Nach dem altehrwürdigen Choral stimme ich das Lied vom Tod an. Sie erinnern sich dunkel: Sergio Leone, Claudia Cardinal, Charles Bronson und so weiter; und natürlich der schlimme Henry Fonda. Ein Vater, die Schlinge schon um den Hals, steht auf den Schultern seines etwa achtjährigen Sohnes, der muss die Mundharmonika blasen und wird bald zusammenbrechen.

Grausam, stimmt schon. Ich stelle mir den trotzig lauschenden Rotzlümmel unter den Stiefeln des Todgeweihten vor, versinke in meinem Spiel.

Besonderes Entzücken bereitet mir die blonde Mami: Sie hängt mit verklärtem Blick an mir. Das schmeichelt mir, ich gebe es zu. Um noch hingebungsvoller zu wirken, noch leidenschaftlicher, noch mehr wie ein richtiger Künstler, schließe ich die Augen. In der Bahn herrscht plötzlich Stille; eine geradezu heilige Stille, möchte ich sagen. Nur die klagenden Klänge meines Instruments sind zu hören. So zelebriere ich das Lied vom Tod. Wunderbar.

Wie lange? Ich weiß es nicht, denn ich habe jedes Zeitgefühl verloren. Doch plötzlich stößt mich ein polterndes und vielstimmiges Krachen aus der Versunkenheit. Ich öffne die Augen: Der verdammte Rotzlümmel hat tatsächlich an meinem Geigenkasten herum gefummelt! Das gute Stück ist vom Sitz gefallen und aufgesprungen, die Einzelteile meines teuren Präzisionsgewehrs rollen und rutschen in alle Richtungen davon.
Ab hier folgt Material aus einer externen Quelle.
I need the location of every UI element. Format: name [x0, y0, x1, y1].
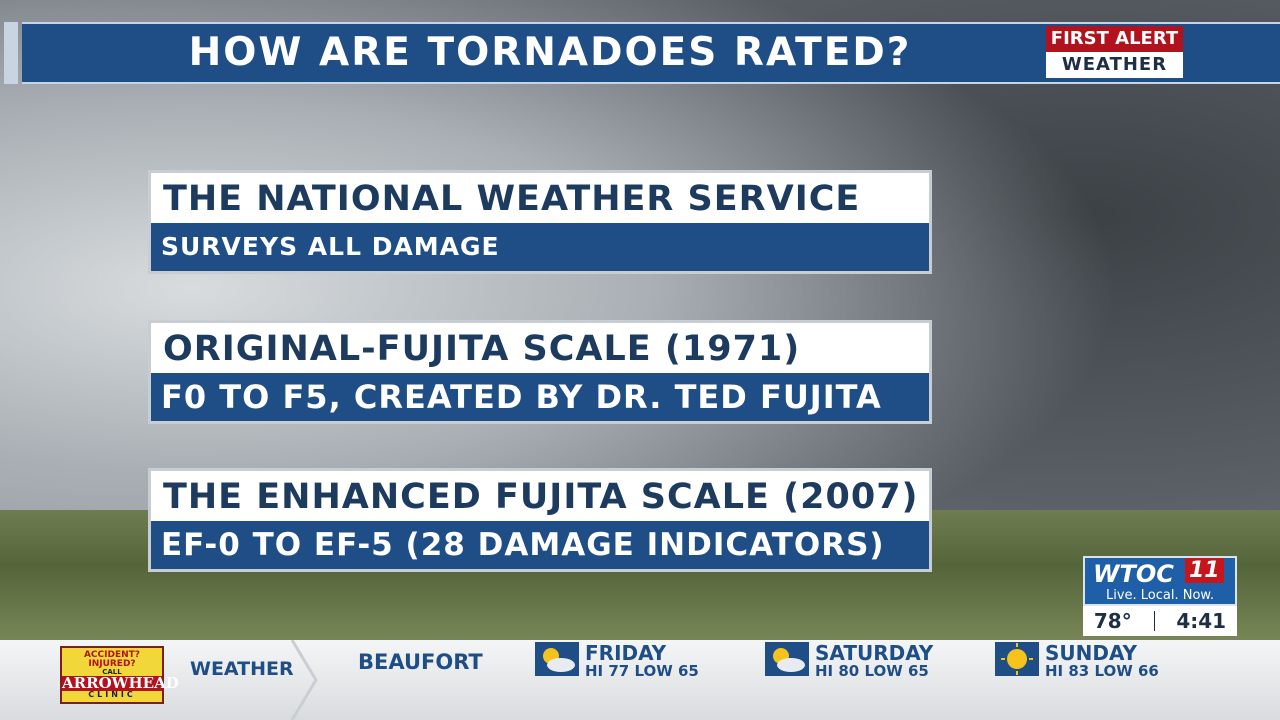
forecast-detail: HI 80 LOW 65	[815, 662, 929, 680]
weather-icon	[765, 642, 809, 676]
temperature: 78°	[1093, 609, 1132, 633]
slogan: Live. Local. Now.	[1105, 588, 1215, 603]
badge-top: FIRST ALERT	[1046, 26, 1183, 52]
forecast-day: FRIDAY	[585, 641, 667, 665]
card-title: ORIGINAL-FUJITA SCALE (1971)	[151, 323, 929, 373]
sun-cloud	[543, 648, 575, 672]
sponsor-line: ARROWHEAD	[62, 674, 179, 692]
badge-bottom: WEATHER	[1046, 52, 1183, 78]
logo-channel: 11	[1185, 558, 1224, 583]
time: 4:41	[1176, 609, 1227, 633]
forecast-detail: HI 83 LOW 66	[1045, 662, 1159, 680]
logo-text: WTOC	[1093, 560, 1174, 588]
card-subtitle: EF-0 TO EF-5 (28 DAMAGE INDICATORS)	[151, 521, 929, 569]
weather-icon	[535, 642, 579, 676]
sponsor-line: CALL	[102, 668, 122, 676]
header-strip	[4, 22, 18, 84]
weather-icon	[995, 642, 1039, 676]
sponsor: ACCIDENT? INJURED? CALL ARROWHEAD CLINIC	[60, 646, 179, 704]
station-logo: WTOC 11 Live. Local. Now. 78° 4:41	[1083, 556, 1237, 636]
sponsor-line: CLINIC	[88, 690, 136, 699]
forecast-day: SUNDAY	[1045, 641, 1138, 665]
card: THE NATIONAL WEATHER SERVICE SURVEYS ALL…	[148, 170, 932, 274]
card-title: THE NATIONAL WEATHER SERVICE	[151, 173, 929, 223]
ticker-label: WEATHER	[190, 658, 294, 680]
ticker: ACCIDENT? INJURED? CALL ARROWHEAD CLINIC…	[0, 640, 1280, 720]
divider	[1153, 611, 1155, 631]
sun-cloud	[773, 648, 805, 672]
card-title: THE ENHANCED FUJITA SCALE (2007)	[151, 471, 929, 521]
forecast-detail: HI 77 LOW 65	[585, 662, 699, 680]
forecast-day: SATURDAY	[815, 641, 934, 665]
chevron	[290, 640, 318, 720]
location: BEAUFORT	[358, 650, 483, 674]
card-subtitle: F0 TO F5, CREATED BY DR. TED FUJITA	[151, 373, 929, 421]
card: THE ENHANCED FUJITA SCALE (2007) EF-0 TO…	[148, 468, 932, 572]
sponsor-line: ACCIDENT? INJURED?	[83, 650, 141, 669]
card-subtitle: SURVEYS ALL DAMAGE	[151, 223, 929, 271]
card: ORIGINAL-FUJITA SCALE (1971) F0 TO F5, C…	[148, 320, 932, 424]
sun	[1001, 643, 1033, 675]
title: HOW ARE TORNADOES RATED?	[188, 30, 912, 75]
Und in diesem Augenblick geschieht es zum ersten Mal: Ich wünsche mir den verdammten Blagen nicht nur auf die Schultern seines sicher ganz zu Recht galgenumschlungenen Vaters – ich wünsche ihn mir sogar vor den gezogenen, fachmännisch mit gespanntem Hahn und in Zielposition gehaltenen Revolver Henry Fondas und peng. Ja, das wünsche ich mir in diesem Moment.

Ich gestehe das nur ungern, und im Rückblick bedaure ich es aufrichtig – es ist nicht in Ordnung, Kindern den Tod zu wünschen, nur weil sie ihre Neugier nicht in den Griff bekommen.
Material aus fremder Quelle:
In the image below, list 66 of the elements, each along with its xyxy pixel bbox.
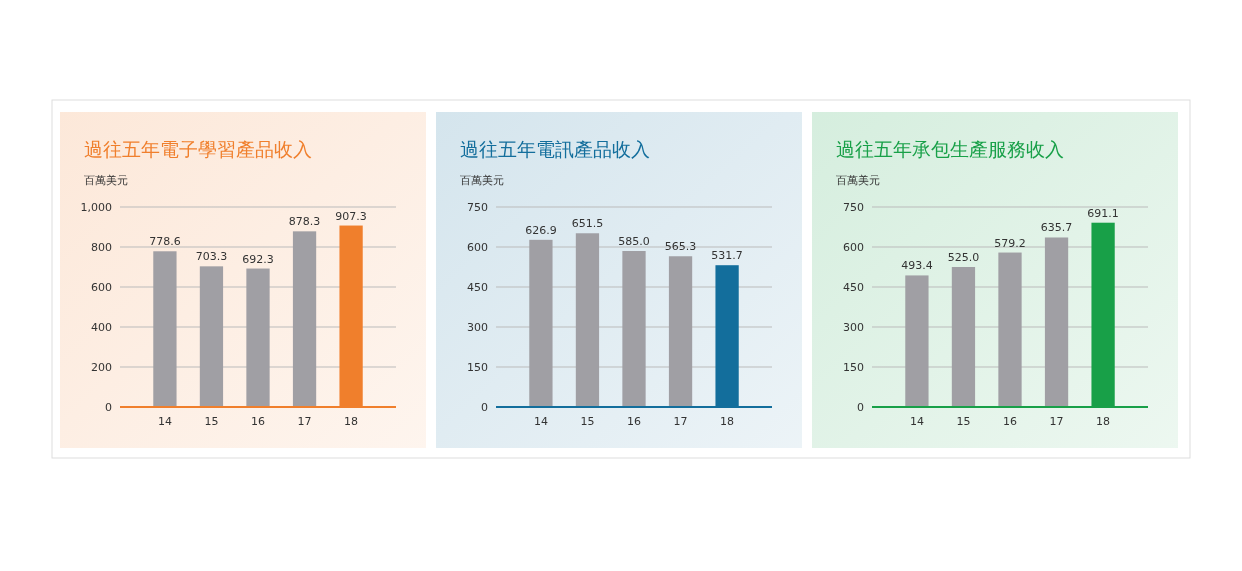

Jedenfalls liegen mein Geigenkasten und die Einzelteile meines Präzisionswerkzeugs jetzt auf dem Boden der Straßenbahn, und sofort bricht ein Tumult los: „Was fällt dir ein!“, kreischt Mami, und schon hat der Knabe eine sitzen, das klatscht gewaltig. Geschieht dir recht, du fette Kröte, denke ich, und tauche zwischen den Sitzen ab, um meine Arbeitsmittel zusammenzusuchen. Die blonde Mami will gar nicht mehr aufhören, mit ihrem Blagen zu schimpfen.
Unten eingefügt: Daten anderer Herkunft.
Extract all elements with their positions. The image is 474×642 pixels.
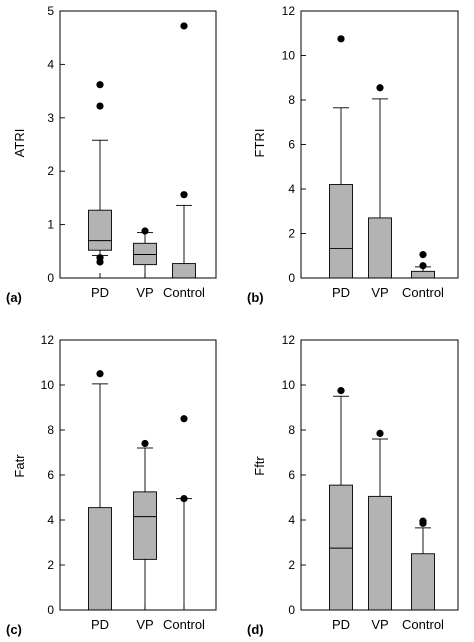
panel-d-category-label: VP (371, 617, 388, 632)
panel-d-ytick-label: 4 (288, 513, 295, 527)
panel-b-category-label: VP (371, 285, 388, 300)
iqr-box (133, 491, 157, 560)
panel-c-category-label: Control (163, 617, 205, 632)
panel-a-category-label: PD (91, 285, 109, 300)
outlier-point (96, 81, 104, 89)
panel-d-ytick-label: 10 (282, 378, 296, 392)
panel-d-box-vp (368, 429, 392, 611)
iqr-box (411, 553, 435, 611)
panel-c: Fatr (c) 0 2 4 6 8 10 12 PD VP Control (6, 333, 217, 637)
panel-c-ytick-label: 12 (41, 333, 55, 347)
panel-a-label: (a) (6, 290, 22, 305)
iqr-box (88, 209, 112, 251)
panel-d-label: (d) (247, 622, 264, 637)
outlier-point (180, 495, 188, 503)
panel-d-ytick-label: 12 (282, 333, 296, 347)
panel-b-ytick-label: 8 (288, 93, 295, 107)
outlier-point (141, 439, 149, 448)
panel-c-plot-frame (59, 339, 217, 611)
panel-d-ytick-label: 0 (288, 603, 295, 617)
panel-c-box-vp (133, 439, 157, 611)
panel-b-category-label: PD (332, 285, 350, 300)
panel-d-ylabel: Fftr (252, 456, 267, 476)
panel-b-box-control (411, 251, 435, 279)
outlier-point (337, 35, 345, 43)
panel-b-label: (b) (247, 290, 264, 305)
panel-a-box-control (172, 22, 196, 279)
panel-b: FTRI (b) 0 2 4 6 8 10 12 PD VP Control (247, 4, 459, 305)
outlier-point (376, 84, 384, 92)
panel-b-box-pd (329, 35, 353, 279)
panel-c-ytick-label: 2 (47, 558, 54, 572)
outlier-point (419, 517, 427, 525)
panel-c-label: (c) (6, 622, 22, 637)
panel-b-ytick-label: 12 (282, 4, 296, 18)
panel-a-ytick-label: 2 (47, 164, 54, 178)
panel-d-ytick-label: 8 (288, 423, 295, 437)
iqr-box (88, 507, 112, 611)
outlier-point (180, 191, 188, 199)
outlier-point (96, 102, 104, 110)
iqr-box (368, 495, 392, 611)
iqr-box (329, 484, 353, 611)
panel-b-ytick-label: 6 (288, 138, 295, 152)
panel-b-box-vp (368, 84, 392, 279)
panel-a-ytick-label: 0 (47, 271, 54, 285)
panel-c-ytick-label: 8 (47, 423, 54, 437)
panel-d: Fftr (d) 0 2 4 6 8 10 12 PD VP Control (247, 333, 459, 637)
panel-d-ytick-label: 2 (288, 558, 295, 572)
panel-c-ytick-label: 4 (47, 513, 54, 527)
panel-d-ytick-label: 6 (288, 468, 295, 482)
outlier-point (180, 22, 188, 30)
panel-c-box-control (172, 415, 196, 611)
outlier-point (337, 387, 345, 395)
panel-b-category-label: Control (402, 285, 444, 300)
iqr-box (368, 217, 392, 279)
panel-a: ATRI (a) 0 1 2 3 4 5 PD VP Control (6, 4, 217, 305)
panel-b-ytick-label: 2 (288, 227, 295, 241)
panel-a-category-label: Control (163, 285, 205, 300)
iqr-box (172, 263, 196, 279)
panel-d-category-label: Control (402, 617, 444, 632)
panel-a-ytick-label: 3 (47, 111, 54, 125)
outlier-point (96, 370, 104, 378)
panel-b-ytick-label: 0 (288, 271, 295, 285)
outlier-point (376, 429, 384, 437)
outlier-point (180, 415, 188, 423)
iqr-box (133, 242, 157, 266)
panel-a-box-pd (88, 81, 112, 266)
panel-d-box-pd (329, 387, 353, 611)
panel-c-ytick-label: 10 (41, 378, 55, 392)
panel-c-category-label: PD (91, 617, 109, 632)
outlier-point (419, 251, 427, 259)
outlier-point (419, 262, 427, 270)
panel-b-ytick-label: 4 (288, 182, 295, 196)
iqr-box (411, 270, 435, 279)
panel-c-box-pd (88, 370, 112, 611)
panel-c-category-label: VP (136, 617, 153, 632)
panel-c-ytick-label: 6 (47, 468, 54, 482)
panel-a-box-vp (133, 227, 157, 279)
panel-a-ytick-label: 4 (47, 57, 54, 71)
panel-c-ylabel: Fatr (12, 454, 27, 478)
panel-a-category-label: VP (136, 285, 153, 300)
panel-c-ytick-label: 0 (47, 603, 54, 617)
panel-b-ytick-label: 10 (282, 49, 296, 63)
panel-a-plot-frame (59, 10, 217, 279)
panel-a-ytick-label: 5 (47, 4, 54, 18)
panel-a-ylabel: ATRI (12, 129, 27, 158)
outlier-point (96, 258, 104, 266)
iqr-box (329, 184, 353, 279)
panel-d-box-control (411, 517, 435, 611)
panel-a-ytick-label: 1 (47, 218, 54, 232)
panel-b-ylabel: FTRI (252, 129, 267, 158)
panel-d-category-label: PD (332, 617, 350, 632)
outlier-point (141, 227, 149, 235)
Auch die Leute regen sich auf über den ungezogenen Jungen. „Kann ich Ihnen helfen?“ Ein Fahrgast geht neben mir auf die Knie, tastet nach Waffenteilen unter der Sitzbank, ein anderer reicht mir den Carbonkolben meines teuren Stücks, ein dritter das Ersatzmagazin. Nette Leute, diese Ruhries, weiß Gott.

Schnell habe ich mein Arbeitsgerät wieder beieinander. „Dankeschön, danke ...“ Ich bin gerührt und lächle nach allen Seiten. Ob auch alles unbeschädigt ist, will die blonde Mami wissen, zieht den Jungen an den Haaren und schlägt schon wieder zu. Allmählich beißt mich mein Gewissen. Ich bereue bereits, den Knaben in Gedanken fette Kröte genannt zu haben.